Thursday, August 13, 2015: 10:10 AM
310, Baltimore Convention Center
Paul J. Hanson, Environmental Sciences Division and Climate Change Science Institute, Oak Ridge National Laboratory, Oak Ridge, TN
Background/Question/Methods

Because long-lived forest trees that exist today may need to cope with new hydrologic regimes associated with climate warming and atmospheric changes, there is interest in gathering response data from manipulations to inform processes-based predictive models. Successful forest drought manipulations have been accomplished in eastern US forests using understory throughfall interception canopies. Variation in the level of canopy interception (% ground cover) and the duration of a manipulation are effective means of introducing soil water deficits. We have conducted both chronic (±33 percent) and acute (-100 percent) precipitation change manipulations to evaluate the response of upland-oak forests trees to drought across a broad range of drought conditions. These manipulations were supported by investments in vegetation response variables, soil water content and potential measurements with depth, and rooting distributions. 

Results/Conclusions

Chronic manipulations were conducted through the manipulation of intact 80 x 80 m eastern deciduous forest plots dominated by Quercus sp. and Acer rubrum trees over a 13-year period. Although transient physiological drought effects were evident in the large trees (especially when overlapping a historically dry year), single-year reductions in growth and subsequent canopy production were not observed.  Such insensitivity was attributed to a disconnect between early season growth activities and late-season development of drought.  Subsequent multi-year acute manipulations were conducted on dominant canopy trees (Quercus prinus; Liriodendron tulipifera) in attempt to find a threshold for catastrophic drought response.  From 2003 to 2005, 100% rainfall reductions were conducted on replicate large canopy trees, and they still showed limited growth reductions.  Elimination of lateral root water sources for the acute treatment trees, via trenching, during the 2004 growing-season, enabled the conclusion that deep rooting was a key mechanism for large-tree resilience to severe drought.
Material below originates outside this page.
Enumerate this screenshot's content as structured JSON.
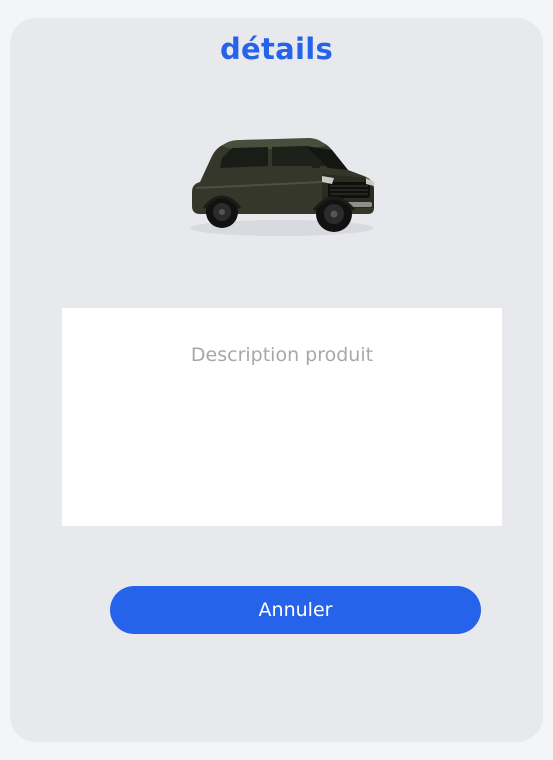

A few lessons-learned conclusions for new manipulations include: 1) build large plots to accommodate the “space” occupied by target trees, 2) quantify available soil water and tree water status throughout the study, 3) operate these studies through multiple annual cycles to overlap manipulations with uncharacteristically wet and dry years.  Projected levels of warming and elevated atmospheric CO2 will take forest trees into climate conditions that they have never experienced. Conversely water stress is bounded nicely in the historical record by years of abundant versus minimal precipitation. If long-term monitoring (e.g., AmeriFlux sites) is executed with appropriate measurement investments and diligence, a patient science community may capture data on forest response.  Manipulations simply speed that process.